Immune responses elicited by M‐RMH on a bilateral tumor‐bearing mice model. (A) Immunofluorescence images of tumor sections after CRT staining after different treatments. (B) Representative flow cytometry analysis and (C) quantification of matured DC (CD80⁺CD86⁺, gated on CD11c⁺ DCs) in lymph nodes after different treatments (Mean ± SD, n = 3). (D) Representative flow cytometry analysis of CD4⁺ and CD8⁺ T cells (gated on CD3⁺ T cells) in the primary tumors after various treatments. (E) Quantification of CD8⁺ T cells in the primary tumors after various treatments (Mean ± SD, n = 3). (F) Quantification analysis of CD8⁺ T cells in distant tumors after different treatments (Mean ± SD, n = 3).

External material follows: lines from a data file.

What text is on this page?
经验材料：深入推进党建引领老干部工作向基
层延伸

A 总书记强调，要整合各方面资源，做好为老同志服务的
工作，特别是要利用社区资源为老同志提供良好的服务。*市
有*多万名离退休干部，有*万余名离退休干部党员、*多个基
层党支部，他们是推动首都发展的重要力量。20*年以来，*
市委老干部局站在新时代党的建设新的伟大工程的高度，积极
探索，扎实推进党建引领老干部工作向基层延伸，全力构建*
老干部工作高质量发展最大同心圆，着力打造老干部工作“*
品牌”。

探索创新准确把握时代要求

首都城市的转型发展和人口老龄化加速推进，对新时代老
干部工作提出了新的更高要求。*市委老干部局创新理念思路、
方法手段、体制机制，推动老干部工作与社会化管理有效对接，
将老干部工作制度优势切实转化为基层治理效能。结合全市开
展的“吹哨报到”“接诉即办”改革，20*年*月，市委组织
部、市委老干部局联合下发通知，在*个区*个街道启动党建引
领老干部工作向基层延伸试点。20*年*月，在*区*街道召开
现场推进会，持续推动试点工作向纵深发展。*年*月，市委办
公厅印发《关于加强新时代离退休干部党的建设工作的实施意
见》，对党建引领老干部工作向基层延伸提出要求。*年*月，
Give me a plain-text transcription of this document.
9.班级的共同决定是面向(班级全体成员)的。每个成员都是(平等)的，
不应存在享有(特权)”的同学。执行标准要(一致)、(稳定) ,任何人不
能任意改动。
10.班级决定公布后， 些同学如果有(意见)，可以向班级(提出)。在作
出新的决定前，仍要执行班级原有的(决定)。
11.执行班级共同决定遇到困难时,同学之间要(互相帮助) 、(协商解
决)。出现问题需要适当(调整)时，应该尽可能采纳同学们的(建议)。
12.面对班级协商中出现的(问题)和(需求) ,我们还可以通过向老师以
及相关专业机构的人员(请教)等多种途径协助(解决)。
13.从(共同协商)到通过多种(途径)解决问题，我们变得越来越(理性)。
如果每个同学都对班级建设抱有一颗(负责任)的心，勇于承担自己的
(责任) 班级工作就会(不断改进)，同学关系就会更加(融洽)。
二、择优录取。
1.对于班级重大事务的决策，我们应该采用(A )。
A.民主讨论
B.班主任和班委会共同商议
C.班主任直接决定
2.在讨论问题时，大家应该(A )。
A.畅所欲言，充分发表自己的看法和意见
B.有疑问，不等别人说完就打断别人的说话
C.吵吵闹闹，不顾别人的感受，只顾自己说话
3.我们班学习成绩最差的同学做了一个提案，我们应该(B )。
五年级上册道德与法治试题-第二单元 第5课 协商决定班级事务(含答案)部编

Cytokine levels of (G) TNF‐α, (H) IL‐6, and (I) IFN‐γ in the serum of mice after various treatments (Mean ± SD, n = 3). *p < 0.05, **p < 0.01,***p < 0.001, analyzed by one‐way ANOVA with Tukey's test.

FIGURE 7

Reversal of immunosuppression on a bilateral tumor‐bearing mice model. (A) Immunofluorescence assay showing HIF‐1α expression in primary tumor tissues from mice after different treatments. (B) Representative flow cytometry analysis of M1 (CD11b⁺F4/80⁺CD86⁺) and M2 macrophages (CD11b⁺F4/80⁺CD206⁺) in primary tumors after various treatments. Quantification analysis of (C) M1 (CD11b⁺F4/80⁺CD86⁺) and (D) M2 macrophages (CD11b⁺F4/80⁺CD206⁺) in primary tumors. (E) Quantification of Tregs (CD3⁺CD4⁺Foxp3⁺) in primary tumors after different treatments. *p < 0.05, **p < 0.01, ***p < 0.001, analyzed by one‐way ANOVA with Tukey's test.